I tell them 'most important is just to breath' then we'll do deep breathing exercises together.  Even if they don't do it originally I will keep going and they kind of look at me strange then will often give it a go.  It helps me stay calm too.

My general process, assuming no one's doing anything unsafe:

  1. Get the audience out (including unnecessary staff).  Extra people are not good for drama-seekers, and not good for people who are panicked and overstimulated. Only one person should talk to the patient. Don't let people stand/loom over the patient or make comments. Get down to his/her level yourself.
  2. Introduce yourself, ask permission to do a quick physical check. Wait to get OK. Listen to lungs/heart and check O2 sats. If everything's OK, verbalize findings "excellent, just need one finger, I'm checking your oxygen. Your brain and body are getting plenty of oxygen. Now I'll check your lungs. You'll feel the stethoscope here. Very good. I know you're short of breath but don't worry, your lungs sound good.  It's OK to slow down your breathing now, I'll keep an eye on you."  (If nothing else, this reassures admin)
  3. Give reassurance and two safe choices that  you can offer:  "I'm going to be with you until you feel better. Do you want to rest here, or would you like to get some air in the courtyard?"  No other questions, no longer statements. WAIT for answers longer than you think, you might sit quietly for a what feels like forever.
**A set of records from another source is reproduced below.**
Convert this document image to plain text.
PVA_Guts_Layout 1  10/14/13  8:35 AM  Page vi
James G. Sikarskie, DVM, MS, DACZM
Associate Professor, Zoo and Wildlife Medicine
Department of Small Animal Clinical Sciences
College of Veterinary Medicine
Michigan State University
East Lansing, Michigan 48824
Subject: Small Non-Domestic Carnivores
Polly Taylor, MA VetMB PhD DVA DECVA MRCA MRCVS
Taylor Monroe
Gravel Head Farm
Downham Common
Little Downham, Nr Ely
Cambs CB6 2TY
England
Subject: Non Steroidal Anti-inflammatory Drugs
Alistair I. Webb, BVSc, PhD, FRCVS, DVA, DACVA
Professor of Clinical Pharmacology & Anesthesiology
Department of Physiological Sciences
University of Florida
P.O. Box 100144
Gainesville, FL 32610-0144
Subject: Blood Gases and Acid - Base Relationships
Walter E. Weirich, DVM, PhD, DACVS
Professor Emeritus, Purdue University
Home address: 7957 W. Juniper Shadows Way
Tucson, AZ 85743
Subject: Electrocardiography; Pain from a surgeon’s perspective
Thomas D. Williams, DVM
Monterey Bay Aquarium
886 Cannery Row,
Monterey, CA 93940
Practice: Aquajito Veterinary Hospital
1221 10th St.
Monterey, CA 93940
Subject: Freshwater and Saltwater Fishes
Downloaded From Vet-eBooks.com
Other things that I try to remember

  • You don't have to fix anything.  If everyone's safe, it's OK.  Panic passes, no matter what you do, so just being there is fine.
  • Sometimes I tell kids this! "This terrible feeling is like a big wave, it  can knock you over for a minute, but then little by little it rolls away and leaves you safe on the beach." 
  • When they're out of the full blown panic, I'll try techniques folks have mentioned above. If I know they're working on coping skills, I'll offer their preferred strategies: "I'd like to help you use a coping skill, should we try music or breathing?"
  • Some kids do better with just decreased stimuli. I have a room in my office with.a recliner and a dim light - I will say, "would it help if you had a quiet, private place to regroup? Yes? Here's a glass of water. I'm right outside if you need me.  I'll check on you in 10 minutes."  (of course this is presuming no self-harm behavior, and that I can discreetly keep an eye on them).  Sometimes I'll ask where their anxiety is (1-10) before and after.

    No one teaches us this stuff in nursing school! I just try to project kindness, confidence, and a neutral tone. Practice helps.  You can do it ?
Specializes in Geriatric Home Health, High School Nurse.
On 5/25/2021 at 12:36 PM, NutmeggeRN said:

I always bring a pulse ox with me...sometimes they truly believe they cannot breathe and the number can sometimes be reassuring.

This is what I always do as well.  I explain that they are getting enough oxygen, they are safe, etc... 

Specializes in Geriatrics.

Guided breathing helps. I’ve worked with a lot of dementia who have anxiety episodes. I sit down with them, hold their hand (once I get permission). Guided breathing. I usually say “I hear you, I am listening “ a lot of times people get anxiety because they feel loss of control, as though nobody hears them or understands. 

Specializes in Vents, Telemetry, Home Care, Home infusion.

All great responses and suggestions ---   bookmarking  to use @ camp position.  Will share with my nurse interns as expect more anxiety this Summer.  Adding pulse ox to my take-to-camp list.